Ética a la carta
Es hora de establecer criterios válidos para todos los casos de dimisión de políticos investigados
Deslindar los casos en que los políticos bajo investigación judicial han de renunciar a su responsabilidad lleva a una casuística compleja, que tiene que ver con la presunción de inocencia e incluso con el fuero que a cada uno le corresponde. Lo razonable es aguardar a la imputación judicial, pero hay políticos que mantienen la poltrona más allá de esa fase. José Blanco, exministro y ex vicesecretario general del PSOE, ha escogido otra vía: está afectado por una causa ante el Supremo, en la que declaró voluntariamente, pero se mantiene en el escaño hasta que se le abra juicio, por entender que la posible concesión de suplicatorio para encausarle no justifica dejar de ser diputado. Y el secretario de Organización del PSC, Daniel Fernández, imputado por el Tribunal Superior de Justicia catalán, deja su cargo orgánico, pero sigue como diputado autonómico.

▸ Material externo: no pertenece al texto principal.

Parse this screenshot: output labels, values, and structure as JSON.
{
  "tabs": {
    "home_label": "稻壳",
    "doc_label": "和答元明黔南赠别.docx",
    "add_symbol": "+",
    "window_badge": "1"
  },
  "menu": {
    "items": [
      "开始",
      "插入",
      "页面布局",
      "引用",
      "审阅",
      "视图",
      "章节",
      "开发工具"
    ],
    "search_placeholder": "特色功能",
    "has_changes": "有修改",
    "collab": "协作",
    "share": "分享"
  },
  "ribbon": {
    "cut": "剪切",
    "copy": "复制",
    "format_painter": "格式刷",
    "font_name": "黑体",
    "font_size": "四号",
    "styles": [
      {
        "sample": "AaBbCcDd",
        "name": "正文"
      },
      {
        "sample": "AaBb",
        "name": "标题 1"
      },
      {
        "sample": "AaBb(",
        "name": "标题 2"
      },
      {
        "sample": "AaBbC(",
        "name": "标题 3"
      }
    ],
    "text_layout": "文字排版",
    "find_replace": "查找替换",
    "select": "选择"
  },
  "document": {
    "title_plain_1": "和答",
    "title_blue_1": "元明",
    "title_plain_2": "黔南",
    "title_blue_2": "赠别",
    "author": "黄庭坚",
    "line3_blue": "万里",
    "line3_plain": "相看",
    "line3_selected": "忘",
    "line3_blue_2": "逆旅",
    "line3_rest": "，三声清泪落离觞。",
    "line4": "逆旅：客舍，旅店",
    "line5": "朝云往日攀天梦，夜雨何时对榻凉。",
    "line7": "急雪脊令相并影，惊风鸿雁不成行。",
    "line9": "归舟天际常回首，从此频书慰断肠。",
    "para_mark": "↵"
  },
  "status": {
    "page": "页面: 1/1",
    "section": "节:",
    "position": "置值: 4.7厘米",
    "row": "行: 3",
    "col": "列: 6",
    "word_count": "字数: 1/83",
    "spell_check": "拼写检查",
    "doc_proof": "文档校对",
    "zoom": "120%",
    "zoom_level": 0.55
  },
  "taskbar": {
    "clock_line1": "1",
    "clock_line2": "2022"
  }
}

Los socialistas suelen mostrarse muy exigentes contra los sospechosos de otros partidos. El propio Blanco se distinguió en esa línea cuando estaba en posiciones de poder. Ahora la dirección del PSOE apoya a Blanco para que no renuncie, al menos de momento, pese a haber exigido la dimisión de Mariano Rajoy como presidente del Gobierno, que no está imputado ni se le investiga judicialmente. Es verdad que año y medio de indagaciones sobre José Blanco han diluido el supuesto cohecho por las que comenzaron, y que las actuaciones contra este diputado continúan por derroteros aparentemente de menor trascendencia. Pero no se pueden aceptar normas éticas a la carta: la sociedad necesita criterios reconocibles, saber que las varas de medir se aplican a todos por igual.
En los países anglosajones o en Alemania, la dimisión es de rigor ante sospechas de corrupción u otros delitos, incluso por faltas como copiar una tesis doctoral. En esas latitudes se exige una moralidad implacable en la vida pública, fundada en la credibilidad de la investigación policial o judicial, de modo que cuando se acusa a alguien, cabe presumir la solidez de la acusación. En España falta esa cultura.
La sociedad necesita confiar en sus instituciones y estar segura de que cuando un político dimite es porque debe hacerlo, no porque se manipulen los indicios o las pruebas contra él. Tampoco es aceptable que cada afectado tenga carta blanca para decidir si se queda o se va. Es preciso clarificar criterios válidos para todos los cargos implicados en conductas irregulares o delictivas.